In October, Skilling will hand over the institute's reins to someone else. While the move is for professional rather than personal reasons, he admits he is considering heading overseas.
Despite all his hard work, Skilling senses that New Zealand is not really any clearer now than it was five years ago about the path it needs to take to ensure we lift our living standards.
Farmers' lack of enthusiasm for changes to Fonterra's capital structure, for example, appears to show that we are comfortable with the status quo, he says.
"That is probably generally true of many sectors of the economy and that is concerning, because when you go up into Asia you get a sense of what the world is going to look like in a few decades' time. There's real competition and New Zealand needs to be pretty close to the frontier if it wants to succeed in that world."
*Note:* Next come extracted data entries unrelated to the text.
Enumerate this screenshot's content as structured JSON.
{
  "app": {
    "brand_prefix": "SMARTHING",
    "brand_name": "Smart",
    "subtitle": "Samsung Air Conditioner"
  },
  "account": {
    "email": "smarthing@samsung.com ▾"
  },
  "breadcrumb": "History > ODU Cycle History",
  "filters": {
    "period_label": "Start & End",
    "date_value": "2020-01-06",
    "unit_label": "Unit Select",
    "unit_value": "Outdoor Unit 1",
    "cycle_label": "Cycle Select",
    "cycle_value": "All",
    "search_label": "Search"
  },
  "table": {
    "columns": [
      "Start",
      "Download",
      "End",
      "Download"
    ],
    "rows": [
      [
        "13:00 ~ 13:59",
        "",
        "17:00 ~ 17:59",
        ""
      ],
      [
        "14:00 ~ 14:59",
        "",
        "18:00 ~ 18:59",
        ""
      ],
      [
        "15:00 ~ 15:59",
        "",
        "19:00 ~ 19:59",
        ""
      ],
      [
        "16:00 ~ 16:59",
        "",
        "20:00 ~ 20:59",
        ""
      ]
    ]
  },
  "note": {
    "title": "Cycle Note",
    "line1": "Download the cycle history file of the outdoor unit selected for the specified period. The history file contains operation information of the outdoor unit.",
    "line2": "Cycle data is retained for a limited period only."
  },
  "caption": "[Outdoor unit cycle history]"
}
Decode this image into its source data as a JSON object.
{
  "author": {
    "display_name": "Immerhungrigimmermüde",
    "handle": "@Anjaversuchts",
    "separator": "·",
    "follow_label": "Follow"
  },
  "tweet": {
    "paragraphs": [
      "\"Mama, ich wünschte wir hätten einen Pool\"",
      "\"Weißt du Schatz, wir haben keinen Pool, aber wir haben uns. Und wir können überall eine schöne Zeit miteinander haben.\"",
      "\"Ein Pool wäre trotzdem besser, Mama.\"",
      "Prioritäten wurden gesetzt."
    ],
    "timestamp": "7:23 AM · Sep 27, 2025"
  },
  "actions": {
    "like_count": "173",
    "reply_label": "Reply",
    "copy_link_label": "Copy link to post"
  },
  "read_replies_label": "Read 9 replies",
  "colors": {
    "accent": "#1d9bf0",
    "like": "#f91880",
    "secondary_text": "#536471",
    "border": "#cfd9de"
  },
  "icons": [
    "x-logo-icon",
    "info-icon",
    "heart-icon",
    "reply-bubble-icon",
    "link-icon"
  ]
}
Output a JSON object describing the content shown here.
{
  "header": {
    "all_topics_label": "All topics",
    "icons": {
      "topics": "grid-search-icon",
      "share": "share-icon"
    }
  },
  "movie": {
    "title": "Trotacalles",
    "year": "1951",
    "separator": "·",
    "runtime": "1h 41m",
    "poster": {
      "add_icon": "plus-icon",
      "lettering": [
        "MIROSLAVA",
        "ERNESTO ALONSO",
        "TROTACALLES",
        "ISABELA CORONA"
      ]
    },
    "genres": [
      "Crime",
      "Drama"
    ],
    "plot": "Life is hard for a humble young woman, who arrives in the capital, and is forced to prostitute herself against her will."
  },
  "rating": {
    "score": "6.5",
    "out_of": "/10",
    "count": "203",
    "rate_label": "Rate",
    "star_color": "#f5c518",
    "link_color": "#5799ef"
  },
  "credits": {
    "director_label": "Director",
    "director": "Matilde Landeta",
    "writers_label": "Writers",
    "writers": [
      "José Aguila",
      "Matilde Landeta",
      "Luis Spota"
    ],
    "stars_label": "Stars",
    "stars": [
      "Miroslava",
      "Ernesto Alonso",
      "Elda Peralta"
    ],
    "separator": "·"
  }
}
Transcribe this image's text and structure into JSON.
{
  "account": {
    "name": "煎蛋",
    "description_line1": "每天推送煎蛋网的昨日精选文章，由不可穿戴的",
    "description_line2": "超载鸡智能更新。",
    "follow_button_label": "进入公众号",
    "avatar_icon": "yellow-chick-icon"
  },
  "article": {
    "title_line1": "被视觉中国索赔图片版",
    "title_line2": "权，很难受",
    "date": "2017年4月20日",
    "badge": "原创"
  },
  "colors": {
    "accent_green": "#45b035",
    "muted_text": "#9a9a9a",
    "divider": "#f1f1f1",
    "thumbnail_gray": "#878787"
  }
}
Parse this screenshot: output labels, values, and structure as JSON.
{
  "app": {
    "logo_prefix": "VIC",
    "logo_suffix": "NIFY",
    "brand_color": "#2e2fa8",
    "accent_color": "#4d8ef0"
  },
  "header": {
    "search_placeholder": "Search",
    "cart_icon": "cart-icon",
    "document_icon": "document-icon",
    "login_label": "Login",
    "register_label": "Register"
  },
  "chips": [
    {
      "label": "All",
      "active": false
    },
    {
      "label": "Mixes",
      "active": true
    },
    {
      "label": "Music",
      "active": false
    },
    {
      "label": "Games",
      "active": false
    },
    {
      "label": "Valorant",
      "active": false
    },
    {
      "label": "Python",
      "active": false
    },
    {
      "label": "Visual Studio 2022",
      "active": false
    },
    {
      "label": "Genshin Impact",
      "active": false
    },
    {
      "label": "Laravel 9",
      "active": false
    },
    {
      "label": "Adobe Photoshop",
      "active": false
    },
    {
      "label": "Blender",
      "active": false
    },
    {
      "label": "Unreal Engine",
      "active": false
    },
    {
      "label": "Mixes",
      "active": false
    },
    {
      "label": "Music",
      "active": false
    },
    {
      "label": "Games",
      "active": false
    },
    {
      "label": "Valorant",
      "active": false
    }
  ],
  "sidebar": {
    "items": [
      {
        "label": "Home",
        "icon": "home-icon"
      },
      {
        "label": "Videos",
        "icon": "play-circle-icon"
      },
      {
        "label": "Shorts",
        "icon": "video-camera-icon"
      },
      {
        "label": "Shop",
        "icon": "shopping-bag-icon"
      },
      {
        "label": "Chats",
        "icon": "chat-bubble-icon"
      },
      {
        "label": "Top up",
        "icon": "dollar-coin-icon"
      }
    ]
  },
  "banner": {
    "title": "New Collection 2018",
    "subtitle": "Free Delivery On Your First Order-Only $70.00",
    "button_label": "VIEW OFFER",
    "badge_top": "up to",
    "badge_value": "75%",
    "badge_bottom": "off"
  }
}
Fast Forward is a good start in advancing towards that frontier, he believes - but not much more than that.
"I guess my sense is that we don't have a very coherent sense of what a sustainable economic strategy is at the moment. There's a lot of angst, but we're not getting serious about things like broadband, education, and R&D, and investing significantly behind those. We keep doing just a bit over here, and a bit over there.
"Until we've got a more coherent view of what our strategy is as a country, I think we're going to struggle."